Failures such as that led the U.S. government to award $400 million in start-up funding to three Centers for Innovation in Advanced Development and Manufacturing (CIADMs) to boost biodefense and preparedness for pandemic flu.

"There's no way you can produce 50 million doses in 12 weeks" with current production technology, said Giroir. "But plant-based production could."

While one chicken egg can produce one or two doses of flu vaccine, one tobacco plant can produce 50 at a fraction of the cost.

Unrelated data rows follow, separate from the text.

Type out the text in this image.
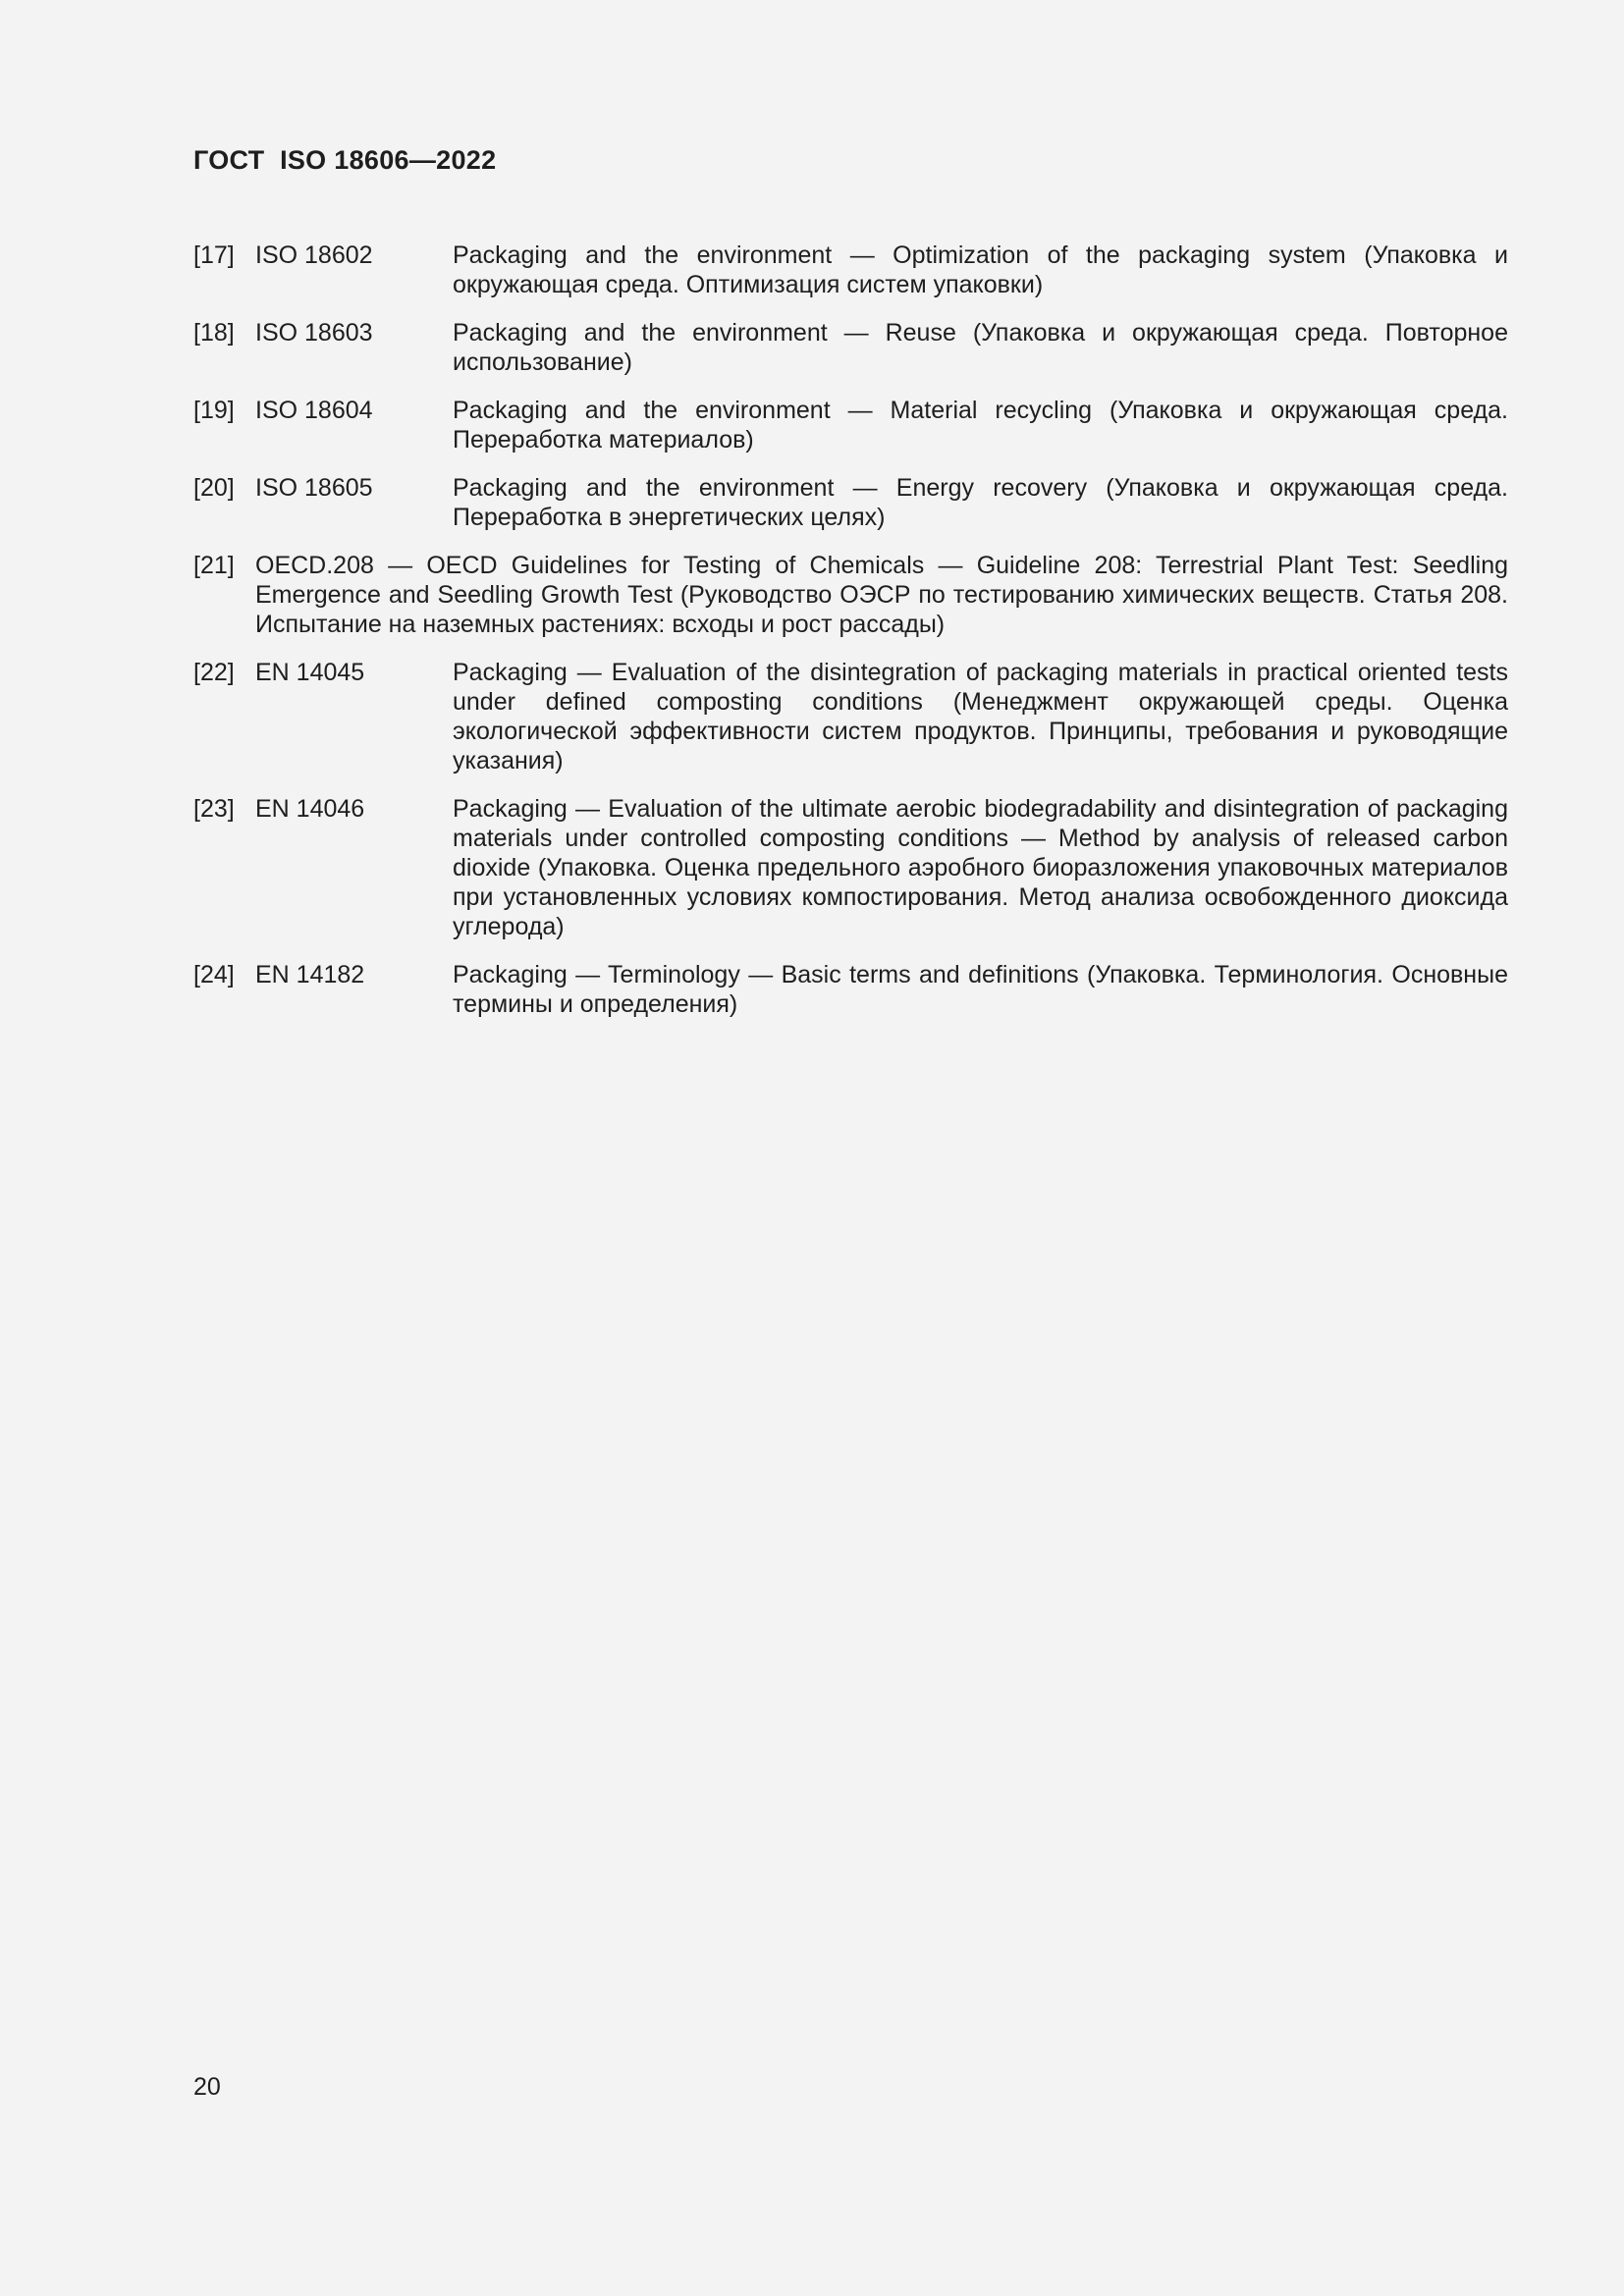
ГОСТ  ISO 18606—2022
[17] ISO 18602	Packaging and the environment — Optimization of the packaging system (Упаковка и окружающая среда. Оптимизация систем упаковки)
[18] ISO 18603	Packaging and the environment — Reuse (Упаковка и окружающая среда. Повторное использование)
[19] ISO 18604	Packaging and the environment — Material recycling (Упаковка и окружающая среда. Переработка материалов)
[20] ISO 18605	Packaging and the environment — Energy recovery (Упаковка и окружающая среда. Переработка в энергетических целях)
[21] OECD.208 — OECD Guidelines for Testing of Chemicals — Guideline 208: Terrestrial Plant Test: Seedling Emergence and Seedling Growth Test (Руководство ОЭСР по тестированию химических веществ. Статья 208. Испытание на наземных растениях: всходы и рост рассады)
[22] EN 14045	Packaging — Evaluation of the disintegration of packaging materials in practical oriented tests under defined composting conditions (Менеджмент окружающей среды. Оценка экологической эффективности систем продуктов. Принципы, требования и руководящие указания)
[23] EN 14046	Packaging — Evaluation of the ultimate aerobic biodegradability and disintegration of packaging materials under controlled composting conditions — Method by analysis of released carbon dioxide (Упаковка. Оценка предельного аэробного биоразложения упаковочных материалов при установленных условиях компостирования. Метод анализа освобожденного диоксида углерода)
[24] EN 14182	Packaging — Terminology — Basic terms and definitions (Упаковка. Терминология. Основные термины и определения)
20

The Defense Advanced Research Projects Agency (DARPA), an arm of the Defense Department that funds cutting-edge research, is impressed enough with the potential of tobacco-plant production systems to have awarded multi-million-dollar grants to both Medicago and Caliber, and so far the support has paid off.

In a 2012 DARPA challenge, Medicago, jointly owned by Philip Morris International and Mitsubishi Tanabe Pharma Corp, produced 10 million doses of H1N1 flu vaccine in just a month in tobacco plants inside its sprawling North Carolina greenhouses. In animal tests, the experimental vaccine successfully triggered the production of protective antibodies against H1N1.

HURDLES AHEAD

All the company had to go on was part of the virus's genetic sequence. But while in egg-based production whole flu viruses are injected into the eggs, where they replicate and form the basis for the vaccine, all that's really needed to trigger immunity are the proteins that stud the virus's coat.

Those proteins, called hemagglutinins, are what the immune system attacks. They can be produced by splicing the hemagglutinin gene into almost any kind of cell; Medicago uses harmless bacteria to carry the hemagglutinin genes into the tobacco plant leaves.

Technicians at the greenhouses in North Carolina then soak 36-day-old Nicotiana benthamiana plants (cousins of those used for cigarettes) upside down in a liquid containing the Trojan Horse bacteria, explained chief scientist Marc-Andre D'Aoust. Through a process called vacuum infiltration, air is drawn out of the leaves and they suck up the bacteria.

After growing in special chambers for a week, the leaf cells are churning out hemagglutinins. Extracted, purified, and combined with other bits of the virus, they form the basis for a vaccine.

To succeed, the companies will have to persuade the U.S. Food and Drug Administration not only that the vaccine is safe and effective, as clinical trials are designed to show, but also that the hemagglutinin or other proteins can be extracted from the leaves cleanly and that the largely-untested manufacturing process yields a uniform, reliable product.

Major vaccine makers are cautious about the new technology. "We tend to avoid publicly speculating on what future technologies we might embrace," said Robert Perry, a Glaxo spokesman said.

"Today, all of our flu-vaccine production is in (chicken) eggs," said Rene Labutat, vice-president of manufacturing for Sanofi. "But we are looking at the recombinant approach, including in mammalian cells, algae, fungi and plants."